Reis first attended Maine BOW in 2013 when she was living in Westchester County, New York. “My all-time favorite is the BOW Winter Skills. . . . I have attended seven times, each time, diving deeper in to the activities that I choose to engage in. I also try new activities. My favorites are ice fishing, snowmobiling, snowshoeing and outdoor open fire/Dutch oven cooking. BOW taught me the techniques and introduced me to the equipment needed for ice fishing and snowmobiling. All of the skills that I have learned over the years at BOW I use regularly at home.”
Although Reis attended her first BOW alone, she said she was “immediately enthralled because there I met enthusiastic and talented instructors and like-minded peers. Peers that I was unlikely to find in Westchester County, N.Y. Since then I have moved to Maine and am now a full-time resident. Each year I return to BOW and bring friends who, like me, would like to develop the skills to more fully engage in the outdoors. One year I brought eight friends and filled an entire bunk room. What a blast.”
This year, Reis brought Mount Desert Island friends Liz Williams, Barbara Amstutz and Lynne Raimondo along for the adventure. All three women considered themselves “outdoorsy,” but Amstutz said it was a great opportunity for her to “gain more confidence and comfort particularly in the cold weather.” And the “opportunity to enjoy the fellowship of friends” made it a great experience of “real winter in the western part of Maine away from the coast. All we get is rain and ice on MDI!”
And participants may discover there are some outdoor activities that aren’t as enjoyable as others.
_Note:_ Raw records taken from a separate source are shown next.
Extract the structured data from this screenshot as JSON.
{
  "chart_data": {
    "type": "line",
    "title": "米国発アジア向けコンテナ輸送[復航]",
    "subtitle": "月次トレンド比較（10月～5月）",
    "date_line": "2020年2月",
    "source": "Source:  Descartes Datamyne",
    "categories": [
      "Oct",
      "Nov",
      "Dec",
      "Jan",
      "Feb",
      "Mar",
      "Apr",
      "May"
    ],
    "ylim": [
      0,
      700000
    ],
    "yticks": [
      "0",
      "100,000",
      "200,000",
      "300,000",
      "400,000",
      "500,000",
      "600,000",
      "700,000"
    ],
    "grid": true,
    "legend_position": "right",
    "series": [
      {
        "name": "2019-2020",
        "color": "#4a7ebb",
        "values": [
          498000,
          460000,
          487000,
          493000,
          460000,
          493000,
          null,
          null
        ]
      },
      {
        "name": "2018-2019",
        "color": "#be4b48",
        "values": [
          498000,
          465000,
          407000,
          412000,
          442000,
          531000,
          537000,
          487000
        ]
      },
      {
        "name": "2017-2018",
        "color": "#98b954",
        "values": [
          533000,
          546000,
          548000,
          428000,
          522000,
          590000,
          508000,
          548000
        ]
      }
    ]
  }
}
Liz Williams said it “turns out ice fishing and snowmobiling are not for me,” but it was “a great way to find out!”
So maybe you’re not planning to be the next Annie Oakley. Or even the next Cornelia “Fly Rod” Crosby, Maine’s first registered guide. No matter! BOW has something for every woman interested in stepping out into the wild. The next session, the Spring Mini, will be held on May 16, 2020. But don’t delay; these sessions fill up fast.